Pseudoexfoliation glaucoma (PXG) occurs in conjunction with the age-related systemic disorder pseudoexfoliation syndrome (PXF), which is characterized by the accumulation of fibrillar extracellular material in the eyes and other organs. When this protein-like material accumulates in the TM, it can obstruct aqueous humor outflow.

Glaucoma occurs in up to half of patients with PXF.³ A correlation has been identified between single-nucleotide polymorphisms of the lysyl oxidase-like protein 1 (LOXL1) and PXF; however, there is variability in risk between ethnicities, with Scandinavian, Eastern Mediterranean, and Navajo Nation Indian populations carrying the highest risk.¹⁴ For Icelandic and Swedish populations over 60 years of age, PXF has a prevalence of upwards of 10% and 20%, respectively.³ The prevalence of PXF in Navajo Nation Indians has been reported to be as high as 38%.¹⁴

The variability in PXF risk across ethnicities prompts investigation into environmental effects on LOXL1 expression. Research suggests UV radiation plays a role in upregulation of LOXL1.^15,16 Interestingly, geomedical studies reveal that the incidence of PXF increases with distance from the equator and high altitude.¹⁵ Pasquale et al made the argument that although overall UV exposure increases with proximity to the equator, when accounting for factors including ground reflectance and solar altitude, ocular UV exposure may increase with distance from the equator.¹⁵

Furthermore, a data review of nearly 500,000 participants explored the influence of UV protection and the propensity for skin tanning on the risk of PXG in European populations. The team found genetic evidence to support a causal association between both UV protection and propensity for skin tanning and reduction in risk of PXG.¹⁷ This emphasizes the significance of eye care providers engaging in discussions about UV protection, especially with patient populations at higher risk for PXG.
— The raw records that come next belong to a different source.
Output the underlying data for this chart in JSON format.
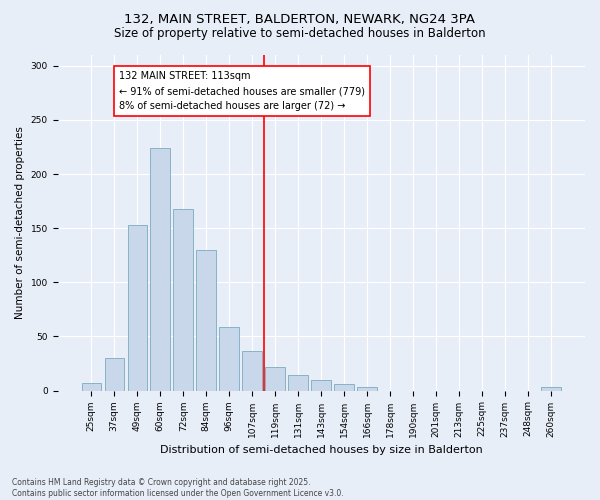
{
  "title1": "132, MAIN STREET, BALDERTON, NEWARK, NG24 3PA",
  "title2": "Size of property relative to semi-detached houses in Balderton",
  "xlabel": "Distribution of semi-detached houses by size in Balderton",
  "ylabel": "Number of semi-detached properties",
  "categories": [
    "25sqm",
    "37sqm",
    "49sqm",
    "60sqm",
    "72sqm",
    "84sqm",
    "96sqm",
    "107sqm",
    "119sqm",
    "131sqm",
    "143sqm",
    "154sqm",
    "166sqm",
    "178sqm",
    "190sqm",
    "201sqm",
    "213sqm",
    "225sqm",
    "237sqm",
    "248sqm",
    "260sqm"
  ],
  "values": [
    7,
    30,
    153,
    224,
    168,
    130,
    59,
    37,
    22,
    14,
    10,
    6,
    3,
    0,
    0,
    0,
    0,
    0,
    0,
    0,
    3
  ],
  "bar_color": "#c8d8ea",
  "bar_edge_color": "#7aaabf",
  "ref_line_x": 7.5,
  "ref_line_label": "132 MAIN STREET: 113sqm",
  "annotation_smaller": "← 91% of semi-detached houses are smaller (779)",
  "annotation_larger": "8% of semi-detached houses are larger (72) →",
  "annotation_box_color": "white",
  "annotation_box_edge": "red",
  "ref_line_color": "red",
  "ylim": [
    0,
    310
  ],
  "yticks": [
    0,
    50,
    100,
    150,
    200,
    250,
    300
  ],
  "footnote": "Contains HM Land Registry data © Crown copyright and database right 2025.\nContains public sector information licensed under the Open Government Licence v3.0.",
  "background_color": "#e8eef8",
  "grid_color": "white",
  "title1_fontsize": 9.5,
  "title2_fontsize": 8.5,
  "xlabel_fontsize": 8,
  "ylabel_fontsize": 7.5,
  "tick_fontsize": 6.5,
  "annot_fontsize": 7,
  "footnote_fontsize": 5.5
}
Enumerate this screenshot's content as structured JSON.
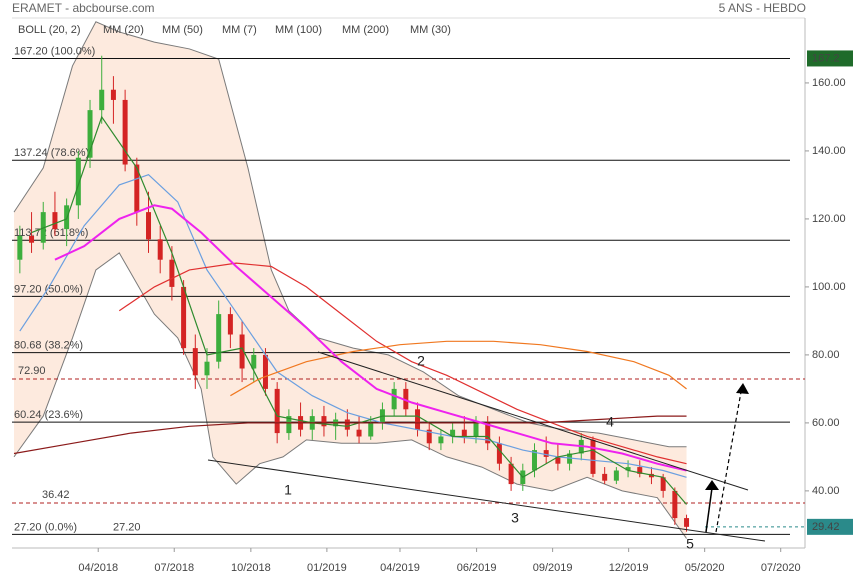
{
  "chart_data": {
    "type": "candlestick",
    "title": "ERAMET - abcbourse.com",
    "subtitle": "5 ANS - HEBDO",
    "x": [
      1,
      3,
      5,
      7,
      9,
      11,
      13,
      15,
      17,
      19,
      21,
      23,
      25,
      27,
      29,
      31,
      33,
      35,
      37,
      39,
      41,
      43,
      45,
      47,
      49,
      51,
      53,
      55,
      57,
      59,
      61,
      63,
      65,
      67,
      69,
      71,
      73,
      75,
      77,
      79,
      81,
      83,
      85,
      87,
      89,
      91,
      93,
      95,
      97,
      99,
      101,
      103,
      105,
      107,
      109,
      111,
      113,
      115
    ],
    "open": [
      108,
      115,
      113,
      122,
      117,
      124,
      138,
      152,
      158,
      155,
      136,
      122,
      114,
      108,
      100,
      82,
      74,
      78,
      92,
      86,
      76,
      80,
      70,
      57,
      62,
      58,
      62,
      59,
      61,
      58,
      56,
      60,
      64,
      70,
      64,
      58,
      54,
      56,
      58,
      56,
      60,
      54,
      48,
      42,
      46,
      52,
      50,
      48,
      51,
      55,
      45,
      43,
      46,
      47,
      45,
      44,
      40,
      32
    ],
    "high": [
      118,
      122,
      125,
      128,
      126,
      140,
      155,
      168,
      162,
      158,
      138,
      128,
      118,
      112,
      102,
      86,
      82,
      96,
      94,
      90,
      82,
      82,
      72,
      64,
      66,
      64,
      65,
      63,
      64,
      62,
      62,
      66,
      72,
      72,
      66,
      60,
      58,
      60,
      62,
      62,
      62,
      56,
      50,
      48,
      54,
      56,
      54,
      52,
      57,
      56,
      47,
      47,
      49,
      49,
      47,
      45,
      41,
      33
    ],
    "low": [
      104,
      110,
      111,
      115,
      112,
      120,
      135,
      148,
      148,
      134,
      118,
      110,
      104,
      96,
      80,
      70,
      70,
      76,
      82,
      72,
      72,
      68,
      54,
      55,
      56,
      55,
      56,
      55,
      56,
      54,
      55,
      58,
      62,
      62,
      56,
      52,
      52,
      54,
      54,
      54,
      52,
      46,
      40,
      40,
      44,
      48,
      46,
      46,
      49,
      44,
      42,
      42,
      44,
      44,
      42,
      38,
      30,
      28
    ],
    "close": [
      115,
      113,
      122,
      117,
      124,
      138,
      152,
      158,
      155,
      136,
      122,
      114,
      108,
      100,
      82,
      74,
      78,
      92,
      86,
      76,
      80,
      70,
      57,
      62,
      58,
      62,
      59,
      61,
      58,
      56,
      60,
      64,
      70,
      64,
      58,
      54,
      56,
      58,
      56,
      60,
      54,
      48,
      42,
      46,
      52,
      50,
      48,
      51,
      55,
      45,
      43,
      46,
      47,
      45,
      44,
      40,
      32,
      29.42
    ],
    "up_color": "#3dae3d",
    "down_color": "#d42424",
    "xlim": [
      0,
      134.4
    ],
    "xticks": [
      {
        "value": 14.4,
        "label": "04/2018"
      },
      {
        "value": 27.4,
        "label": "07/2018"
      },
      {
        "value": 40.5,
        "label": "10/2018"
      },
      {
        "value": 53.5,
        "label": "01/2019"
      },
      {
        "value": 66,
        "label": "04/2019"
      },
      {
        "value": 79.1,
        "label": "06/2019"
      },
      {
        "value": 92.1,
        "label": "09/2019"
      },
      {
        "value": 105.1,
        "label": "12/2019"
      },
      {
        "value": 118.1,
        "label": "05/2020"
      },
      {
        "value": 131.1,
        "label": "07/2020"
      }
    ],
    "ylim": [
      23.2,
      179.1
    ],
    "yticks": [
      {
        "value": 40,
        "label": "40.00"
      },
      {
        "value": 60,
        "label": "60.00"
      },
      {
        "value": 80,
        "label": "80.00"
      },
      {
        "value": 100,
        "label": "100.00"
      },
      {
        "value": 120,
        "label": "120.00"
      },
      {
        "value": 140,
        "label": "140.00"
      },
      {
        "value": 160,
        "label": "160.00"
      }
    ],
    "bands": {
      "name": "BOLL (20, 2)",
      "color": "#7a7a7a",
      "fill": "#fbd9c3",
      "upper": {
        "x": [
          0,
          5,
          10,
          14,
          18,
          24,
          30,
          35,
          40,
          44,
          47,
          52,
          58,
          64,
          70,
          76,
          82,
          88,
          94,
          100,
          106,
          112,
          115
        ],
        "values": [
          122,
          135,
          165,
          178,
          175,
          172,
          170,
          167,
          135,
          105,
          93,
          85,
          82,
          80,
          75,
          68,
          64,
          60,
          58,
          57,
          55,
          53,
          53
        ]
      },
      "lower": {
        "x": [
          0,
          5,
          10,
          14,
          18,
          24,
          28,
          32,
          34,
          38,
          42,
          46,
          50,
          56,
          62,
          68,
          74,
          80,
          86,
          92,
          98,
          104,
          110,
          115
        ],
        "values": [
          50,
          62,
          85,
          105,
          110,
          92,
          85,
          70,
          50,
          42,
          48,
          50,
          55,
          54,
          54,
          55,
          50,
          47,
          42,
          40,
          44,
          40,
          38,
          26
        ]
      }
    },
    "series": [
      {
        "name": "MM (20)",
        "color": "#6a9fe0",
        "x": [
          1,
          6,
          12,
          18,
          23,
          28,
          33,
          39,
          45,
          51,
          57,
          63,
          69,
          75,
          81,
          87,
          93,
          99,
          105,
          111,
          115
        ],
        "values": [
          87,
          100,
          118,
          130,
          133,
          125,
          105,
          90,
          75,
          68,
          63,
          60,
          58,
          56,
          55,
          52,
          50,
          49,
          48,
          46,
          44
        ]
      },
      {
        "name": "MM (50)",
        "color": "#e03030",
        "x": [
          18,
          24,
          30,
          38,
          44,
          50,
          56,
          62,
          68,
          74,
          80,
          86,
          92,
          98,
          104,
          110,
          115
        ],
        "values": [
          93,
          100,
          105,
          107,
          106,
          100,
          92,
          84,
          78,
          74,
          69,
          64,
          60,
          56,
          53,
          50,
          48
        ]
      },
      {
        "name": "MM (7)",
        "color": "#2e8b2e",
        "x": [
          3,
          9,
          15,
          21,
          27,
          33,
          39,
          45,
          51,
          57,
          63,
          69,
          75,
          81,
          87,
          93,
          99,
          105,
          111,
          115
        ],
        "values": [
          116,
          120,
          150,
          135,
          110,
          80,
          82,
          62,
          60,
          59,
          62,
          62,
          56,
          56,
          44,
          50,
          52,
          46,
          44,
          36
        ]
      },
      {
        "name": "MM (100)",
        "color": "#f07820",
        "x": [
          37,
          42,
          50,
          58,
          66,
          74,
          82,
          90,
          98,
          106,
          112,
          115
        ],
        "values": [
          68,
          73,
          78,
          81,
          83,
          84,
          84,
          83,
          81,
          78,
          74,
          70
        ]
      },
      {
        "name": "MM (200)",
        "color": "#8b1a1a",
        "x": [
          0,
          10,
          20,
          30,
          40,
          50,
          60,
          70,
          80,
          90,
          100,
          110,
          115
        ],
        "values": [
          51,
          54,
          57,
          59,
          60,
          60,
          60,
          60,
          60,
          60,
          61,
          62,
          62
        ]
      },
      {
        "name": "MM (30)",
        "color": "#ee22ee",
        "x": [
          7,
          12,
          18,
          24,
          27,
          32,
          38,
          44,
          50,
          56,
          62,
          68,
          74,
          80,
          86,
          92,
          98,
          104,
          110,
          115
        ],
        "values": [
          108,
          112,
          120,
          124,
          123,
          116,
          106,
          97,
          88,
          78,
          70,
          66,
          63,
          60,
          57,
          54,
          53,
          51,
          48,
          46
        ]
      }
    ],
    "levels": [
      {
        "value": 167.2,
        "label": "167.20  (100.0%)"
      },
      {
        "value": 137.24,
        "label": "137.24  (78.6%)"
      },
      {
        "value": 113.72,
        "label": "113.72  (61.8%)"
      },
      {
        "value": 97.2,
        "label": "97.20  (50.0%)"
      },
      {
        "value": 80.68,
        "label": "80.68  (38.2%)"
      },
      {
        "value": 60.24,
        "label": "60.24  (23.6%)"
      },
      {
        "value": 27.2,
        "label": "27.20  (0.0%)"
      }
    ],
    "dashed_levels": [
      {
        "value": 72.9,
        "label": "72.90"
      },
      {
        "value": 36.42,
        "label": "36.42"
      }
    ],
    "base_label": {
      "value": 27.2,
      "label": "27.20"
    },
    "price_boxes": [
      {
        "value": 167.2,
        "label": "167.2",
        "color": "#1f6b2a"
      },
      {
        "value": 29.42,
        "label": "29.42",
        "color": "#2a8a8a"
      }
    ],
    "wave_labels": [
      "1",
      "2",
      "3",
      "4",
      "5"
    ]
  }
}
THE QUEST FOR ANSWERS CONTINUES

Most glaucoma cases are not attributed to a single gene, making it challenging to unveil the complete array of genes involved. With advances in understanding of glaucoma-related genes, polygenic risk scores (PRS) arise as a potential method to assess for increased glaucoma risk.
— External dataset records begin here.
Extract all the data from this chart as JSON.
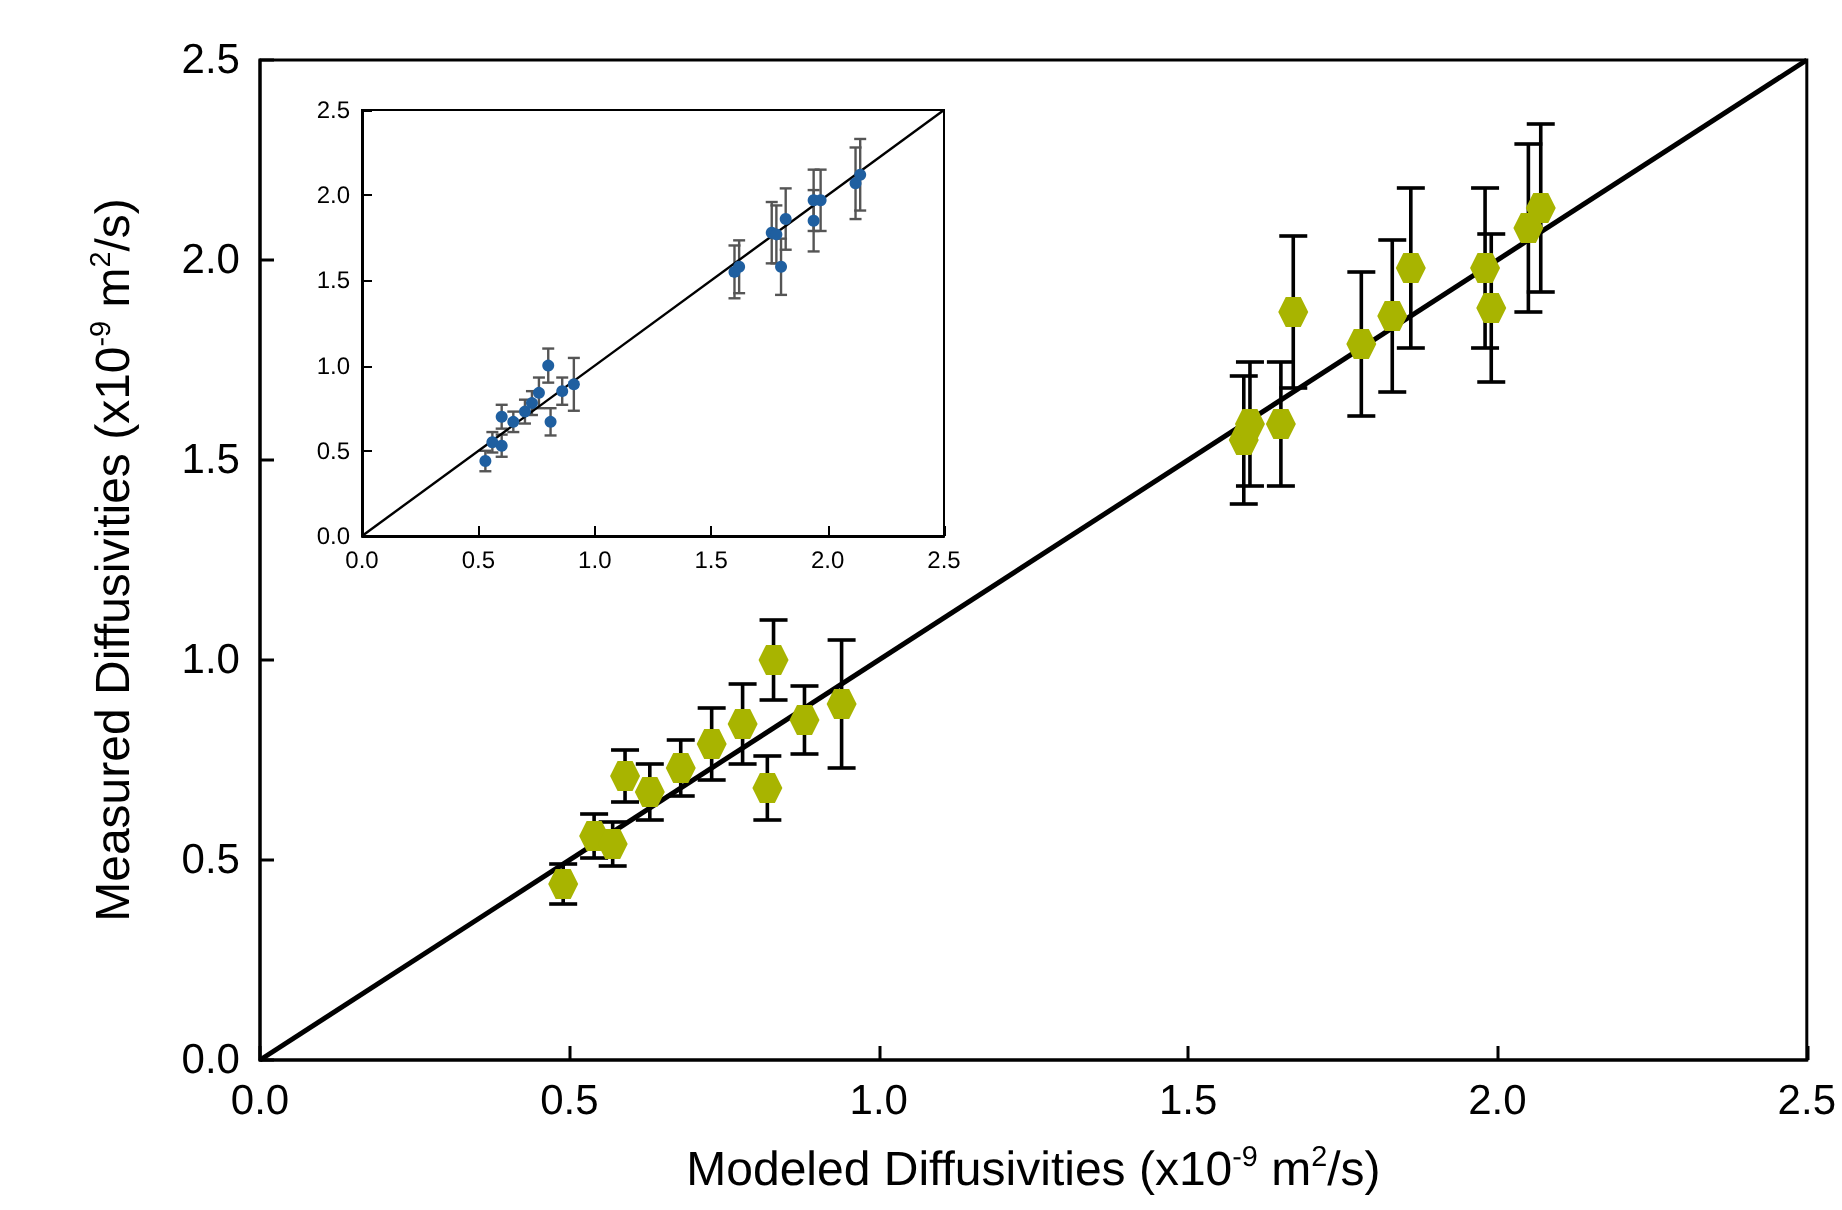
{
  "chart_data": [
    {
      "type": "scatter",
      "xlabel": "Modeled Diffusivities (x10$^{-9}$ m$^{2}$/s)",
      "ylabel": "Measured Diffusivities (x10$^{-9}$ m$^{2}$/s)",
      "xlim": [
        0,
        2.5
      ],
      "ylim": [
        0,
        2.5
      ],
      "xticks": [
        {
          "value": 0,
          "label": "0.0"
        },
        {
          "value": 0.5,
          "label": "0.5"
        },
        {
          "value": 1,
          "label": "1.0"
        },
        {
          "value": 1.5,
          "label": "1.5"
        },
        {
          "value": 2,
          "label": "2.0"
        },
        {
          "value": 2.5,
          "label": "2.5"
        }
      ],
      "yticks": [
        {
          "value": 0,
          "label": "0.0"
        },
        {
          "value": 0.5,
          "label": "0.5"
        },
        {
          "value": 1,
          "label": "1.0"
        },
        {
          "value": 1.5,
          "label": "1.5"
        },
        {
          "value": 2,
          "label": "2.0"
        },
        {
          "value": 2.5,
          "label": "2.5"
        }
      ],
      "series": [
        {
          "type": "scatter",
          "color": "#a8b400",
          "x": [
            0.49,
            0.54,
            0.57,
            0.59,
            0.63,
            0.68,
            0.73,
            0.78,
            0.83,
            0.82,
            0.88,
            0.94,
            1.59,
            1.6,
            1.65,
            1.67,
            1.78,
            1.83,
            1.86,
            1.98,
            1.99,
            2.05,
            2.07
          ],
          "values": [
            0.44,
            0.56,
            0.54,
            0.71,
            0.67,
            0.73,
            0.79,
            0.84,
            1.0,
            0.68,
            0.85,
            0.89,
            1.55,
            1.59,
            1.59,
            1.87,
            1.79,
            1.86,
            1.98,
            1.98,
            1.88,
            2.08,
            2.13
          ],
          "errors": [
            0.05,
            0.055,
            0.055,
            0.065,
            0.07,
            0.07,
            0.09,
            0.1,
            0.1,
            0.08,
            0.085,
            0.16,
            0.16,
            0.155,
            0.155,
            0.19,
            0.18,
            0.19,
            0.2,
            0.2,
            0.185,
            0.21,
            0.21
          ]
        },
        {
          "type": "line",
          "color": "#000000",
          "x": [
            0,
            2.5
          ],
          "values": [
            0,
            2.5
          ]
        }
      ]
    },
    {
      "type": "scatter",
      "xlim": [
        0,
        2.5
      ],
      "ylim": [
        0,
        2.5
      ],
      "xticks": [
        {
          "value": 0,
          "label": "0.0"
        },
        {
          "value": 0.5,
          "label": "0.5"
        },
        {
          "value": 1,
          "label": "1.0"
        },
        {
          "value": 1.5,
          "label": "1.5"
        },
        {
          "value": 2,
          "label": "2.0"
        },
        {
          "value": 2.5,
          "label": "2.5"
        }
      ],
      "yticks": [
        {
          "value": 0,
          "label": "0.0"
        },
        {
          "value": 0.5,
          "label": "0.5"
        },
        {
          "value": 1,
          "label": "1.0"
        },
        {
          "value": 1.5,
          "label": "1.5"
        },
        {
          "value": 2,
          "label": "2.0"
        },
        {
          "value": 2.5,
          "label": "2.5"
        }
      ],
      "series": [
        {
          "type": "scatter",
          "marker": "circle",
          "color": "#1f5fa0",
          "x": [
            0.53,
            0.56,
            0.6,
            0.6,
            0.65,
            0.7,
            0.73,
            0.76,
            0.8,
            0.81,
            0.86,
            0.91,
            1.6,
            1.62,
            1.76,
            1.78,
            1.82,
            1.8,
            1.94,
            1.94,
            1.97,
            2.12,
            2.14
          ],
          "values": [
            0.44,
            0.55,
            0.53,
            0.7,
            0.67,
            0.73,
            0.78,
            0.84,
            1.0,
            0.67,
            0.85,
            0.89,
            1.55,
            1.58,
            1.78,
            1.77,
            1.86,
            1.58,
            1.97,
            1.85,
            1.97,
            2.07,
            2.12
          ],
          "errors": [
            0.06,
            0.06,
            0.065,
            0.07,
            0.06,
            0.07,
            0.07,
            0.09,
            0.1,
            0.08,
            0.08,
            0.155,
            0.155,
            0.155,
            0.18,
            0.17,
            0.18,
            0.165,
            0.18,
            0.18,
            0.18,
            0.21,
            0.21
          ]
        },
        {
          "type": "line",
          "color": "#000000",
          "x": [
            0,
            2.5
          ],
          "values": [
            0,
            2.5
          ]
        }
      ]
    }
  ]
}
Presently, PRS for glaucoma have limited clinical relevance due to their reliance on biobanks, which frequently include self-reported data that often lack specificity of glaucoma subtypes. Additionally, PRS algorithms face limitations due to insufficient data pertaining to certain ethnic groups.⁶

Overall, analysis of a diverse range of ethnic groups is essential for both enhancing the clinical usefulness of glaucoma PRS and deepening our understanding of the genetic components of this disease. With improved understanding of glaucoma genetics, the world moves ever closer to the possibility of routine screenings for glaucoma risk, earlier diagnosis and intervention, and novel genetic therapies.